Sie klopfte gerade einen Nagel ins harte Holz, als ihre Kollegin Betsy mit einem Eimer Wasser, den sie am Fluss geholt hatte, hereinkam. Eine junge Familie hatte sich in Hesters Hütte eingefunden und Hester beobachtet, aber sie waren allesamt zu schüchtern gewesen, um Fragen zu stellen. Das kam Hester gerade recht. Es widersprach zwar ihren Anweisungen, wenn sie in einer solchen Situation nicht versuchte, ein Gespräch anzuknüpfen, aber sie kümmerte sich nicht darum. Das rhythmische Schlagen mit dem Hammer beruhigte sie.
»Gott zum Gruße, Elizabeth!«, rief Betsy über das Hämmern hinweg.
»Priscilla, was für eine Freude!« Widerwillig ließ Hester den Hammer sinken.
Offenbar verlor der Vater der Familie dadurch, dass die beiden jungen Mädchen miteinander sprachen, die Scheu. »Entschuldigung«, schaltete er sich ein. »Aber ist das denn eine Arbeit für eine Frau? Ich meine damals – zu euren Lebzeiten –, wann war es noch, 1627?«
»Ich nehme mich aller Arbeiten an, Sir, die mein Haushalt und die Familie erfordern. Für all das hat Gott mir die Kraft verliehen«, antwortete Hester. Sie deutete zur Feuerstelle. »Die Suppe für meinen Mann kocht, nicht wahr? Das Haus ist säuberlich gefegt und die Kinder haben bereits gegessen und jäten Unkraut auf den Feldern. Ich habe alle Pflichten einer Ehefrau erfüllt. Soll ich nun das verbliebene Tageslicht mit Träumen und Seufzen verschwenden? Wenn das Euer Vorschlag sein sollte, dann wäre das eine Sünde gegen Gottes Willen.«
»Nehmt Euch nicht zu sehr zu Herzen, was sie sagt, Sir!«, schaltete Betsy sich mit einem Lachen ein. »Ohne Zweifel reicht die Arbeit eines fleißigen Weibes Gott zur Ehre. Doch auch ich würde sagen, dass das Werkeln der Gevatterin Howland heute selbst die Erwartungen des Herrn übertrifft. Mir scheint«, wandte sie sich mit unterdrückter Stimme an Hester, »der Eifer, mit dem du dich all diesen Verrichtungen widmest, hat zu einem Überschuss an Galle geführt und macht dich etwas aufbrausend, Eliza.«
»Hab Dank für deine Anteilnahme, Priscilla.

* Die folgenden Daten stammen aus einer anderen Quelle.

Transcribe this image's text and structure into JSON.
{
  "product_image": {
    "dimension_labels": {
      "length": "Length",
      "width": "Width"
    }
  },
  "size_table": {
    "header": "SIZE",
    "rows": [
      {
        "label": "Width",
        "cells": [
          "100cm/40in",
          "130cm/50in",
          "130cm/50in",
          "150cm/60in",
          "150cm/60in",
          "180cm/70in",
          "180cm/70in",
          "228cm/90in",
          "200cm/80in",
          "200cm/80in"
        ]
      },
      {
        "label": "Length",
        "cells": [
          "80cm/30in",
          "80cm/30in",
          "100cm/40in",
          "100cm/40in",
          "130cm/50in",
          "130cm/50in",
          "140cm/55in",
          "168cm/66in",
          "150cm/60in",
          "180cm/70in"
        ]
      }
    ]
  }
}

Ich sollte sehen, dass ich etwas esse, das kalt und flüssig ist, damit dir mein Gemüt besser gefällt.«
Betsy wandte sich wieder an die Familie. »Wenn Ihr mir folgen mögt, ich muss die Ziegen füttern und tränken – vielleicht wollen die Kinder ein wenig helfen?«
»Das werden sie gern tun«, antwortete die Mutter und warf Hester im Hinausgehen einen kritischen Blick zu.
Sobald sie sich umgewandt hatten, verdrehte Hester die Augen und hämmerte erneut auf ihren Nagel ein. Danach unterzog sie den Hocker einer Prüfung und stellte mit großer Zufriedenheit fest, dass er wieder stabil war.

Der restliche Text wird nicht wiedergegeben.